I tried to use SUSPEND/RESUME earlier in the process but I was still getting the 2nd message before I was done with the first.

Here's my code:

// register the new message callback in the class `init` function
init() {
  try {
      const cno = new mq.MQCNO();
      cno.Options = mq.MQC.MQCNO_CLIENT_BINDING; // connecting as client
      const cd = new mq.MQCD();
      cd.ConnectionName = mqConfig.connectionName;
      cd.ChannelName = mqConfig.channelName;
      cno.ClientConn = cd;

      this.hConn = await mq.ConnxPromise(qMgr, cno);
      const od = new mq.MQOD();
      od.ObjectName = qName;
      od.ObjectType = mq.MQC.MQOT_Q;

      let openOptions = mq.MQC.MQOO_INPUT_SHARED | mq.MQC.MQGMO_SYNCPOINT;
      this.queueHandle = await mq.OpenPromise(this.hConn, od, openOptions);

      let md = new mq.MQMD(); // message descriptor?
      const gmo = new mq.MQGMO(); // get message options
      const MQC = mq.MQC;
      gmo.Options = MQC.MQGMO_SYNCPOINT | MQC.MQGMO_WAIT | MQC.MQGMO_CONVERT | MQC.MQGMO_FAIL_IF_QUIESCING;
      gmo.WaitInterval = MQC.MQWI_UNLIMITED; // wait forever
      gmo.MatchOptions = MQC.MQMO_NONE;

      this.md = md;
      this.gmo = gmo;

      mq.Get(this.queueHandle, md, gmo, this.getMessagesCB);
  } catch(error) {
    console.error('Error in registering MQ callback', error);
  }
}

// getMessagesCB is a class method that was set as the callback in a call to `mq.Get()`
getMessagesCB = async (error, hObj, gmo, md, buf, hConn) => {
  if (error) {
    console.error('error in getMessages callback', error);
    return;
  }
  try {
    mq.Ctl(this.hConn, mq.MQC.MQOP_SUSPEND);

    // do my async thing with this message
    await writeMessageToDB(buf.toString('utf8'));

    // now I need to call suspend again since the await keyword used above puts me in a continuation, else I get a MQRC_HCONN_ASYNC_ACTIVE error
    // so, calling suspend, Cmit and resume in the same synchronous region of code
    mq.Ctl(this.hConn, mq.MQC.MQOP_SUSPEND);
    mq.Cmit(this.hConn);
    mq.Ctl(this.hConn, mq.MQC.MQOP_RESUME);
  } catch(error) {
    console.error('error saving message to DB and committing message in MQ', error);
  }
}

To avoid getting the 2nd message before the first message was committed, I had to change from SUSPEND/RESUME to STOP/START. This way, I was able to avoid calling mq.GetDone() and later mq.Get()

However, I still need to run this entire code using node worker_threads to avoid blocking non-MQ related code in my application.

Really, there should be a way to tell the C library that after the first message is received (by the C-library), before the C-library calls the JS callback, it should call mqctl SUSPEND (or STOP).
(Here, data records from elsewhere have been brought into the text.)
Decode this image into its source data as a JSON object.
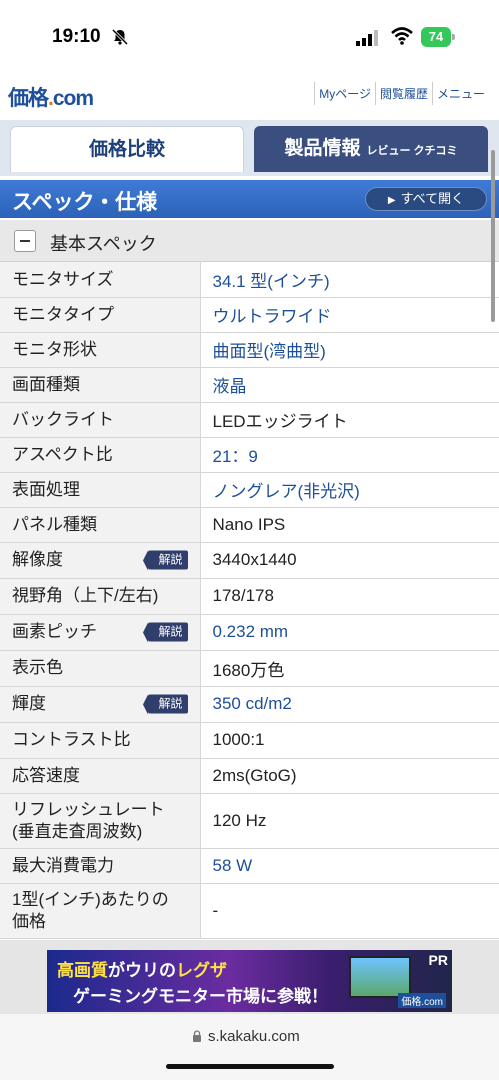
{
  "status_bar": {
    "time": "19:10",
    "battery": "74"
  },
  "header": {
    "logo_main": "価格",
    "logo_dot": ".",
    "logo_com": "com",
    "links": [
      "Myページ",
      "閲覧履歴",
      "メニュー"
    ]
  },
  "tabs": {
    "price": "価格比較",
    "product": "製品情報",
    "product_sub": "レビュー クチコミ"
  },
  "section": {
    "title": "スペック・仕様",
    "open_all": "すべて開く"
  },
  "subsection": {
    "title": "基本スペック"
  },
  "specs": [
    {
      "key": "モニタサイズ",
      "value": "34.1 型(インチ)",
      "link": true
    },
    {
      "key": "モニタタイプ",
      "value": "ウルトラワイド",
      "link": true
    },
    {
      "key": "モニタ形状",
      "value": "曲面型(湾曲型)",
      "link": true
    },
    {
      "key": "画面種類",
      "value": "液晶",
      "link": true
    },
    {
      "key": "バックライト",
      "value": "LEDエッジライト",
      "link": false
    },
    {
      "key": "アスペクト比",
      "value": "21：9",
      "link": true
    },
    {
      "key": "表面処理",
      "value": "ノングレア(非光沢)",
      "link": true
    },
    {
      "key": "パネル種類",
      "value": "Nano IPS",
      "link": false
    },
    {
      "key": "解像度",
      "value": "3440x1440",
      "link": false,
      "badge": "解説"
    },
    {
      "key": "視野角（上下/左右)",
      "value": "178/178",
      "link": false
    },
    {
      "key": "画素ピッチ",
      "value": "0.232 mm",
      "link": true,
      "badge": "解説"
    },
    {
      "key": "表示色",
      "value": "1680万色",
      "link": false
    },
    {
      "key": "輝度",
      "value": "350 cd/m2",
      "link": true,
      "badge": "解説"
    },
    {
      "key": "コントラスト比",
      "value": "1000:1",
      "link": false
    },
    {
      "key": "応答速度",
      "value": "2ms(GtoG)",
      "link": false
    },
    {
      "key": "リフレッシュレート(垂直走査周波数)",
      "value": "120 Hz",
      "link": false
    },
    {
      "key": "最大消費電力",
      "value": "58 W",
      "link": true
    },
    {
      "key": "1型(インチ)あたりの価格",
      "value": "-",
      "link": false
    }
  ],
  "ad": {
    "line1_a": "高画質",
    "line1_b": "がウリの",
    "line1_c": "レグザ",
    "line2": "ゲーミングモニター市場に参戦！",
    "pr": "PR",
    "logo": "価格.com"
  },
  "urlbar": {
    "url": "s.kakaku.com"
  }
}
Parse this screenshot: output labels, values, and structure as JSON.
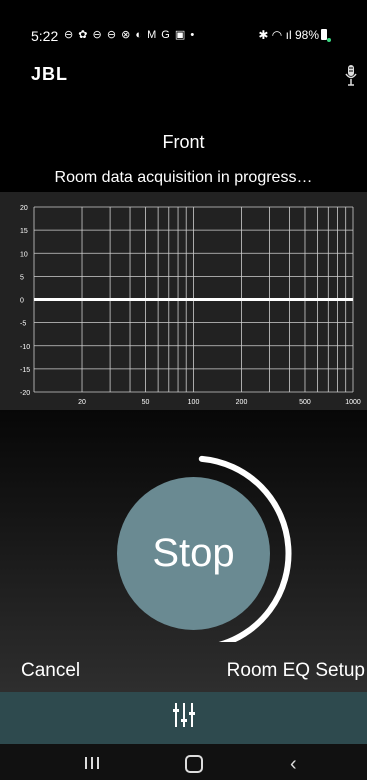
{
  "status_bar": {
    "time": "5:22",
    "notification_icons": "⊖ ✿ ⊖ ⊖ ⊗ ◐ M G ▣ •",
    "right_icons": "✱ ◠ ıl",
    "battery": "98%"
  },
  "header": {
    "logo": "JBL",
    "mic_icon": "microphone-icon"
  },
  "title": "Front",
  "subtitle": "Room data acquisition in progress…",
  "chart_data": {
    "type": "line",
    "x_scale": "log",
    "xlim": [
      10,
      1000
    ],
    "ylim": [
      -20,
      20
    ],
    "x_ticks": [
      "20",
      "50",
      "100",
      "200",
      "500",
      "1000"
    ],
    "y_ticks": [
      "20",
      "15",
      "10",
      "5",
      "0",
      "-5",
      "-10",
      "-15",
      "-20"
    ],
    "grid": true,
    "series": [
      {
        "x": [
          10,
          1000
        ],
        "y": [
          0,
          0
        ]
      }
    ]
  },
  "stop_button": {
    "label": "Stop"
  },
  "progress": {
    "fraction": 0.45
  },
  "footer": {
    "cancel_label": "Cancel",
    "room_eq_label": "Room EQ Setup"
  },
  "bottom_bar": {
    "icon": "equalizer-icon"
  },
  "nav": {
    "recents_icon": "recents-icon",
    "home_icon": "home-icon",
    "back_icon": "back-icon"
  },
  "colors": {
    "stop_fill": "#6a8a92",
    "bottom_bar": "#2e4a4e",
    "chart_bg": "#222222"
  }
}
Similarly, when we call Cmit, there should be a way to tell the C-library to do all three things (stop, Cmit, start) in the same call.

This way, the JS API calls into the MQ library need not be synchronous. Synchronous network calls in an event loop driven system such as NodeJS which depends on co-operative multi-tasking does not seem like the correct pattern.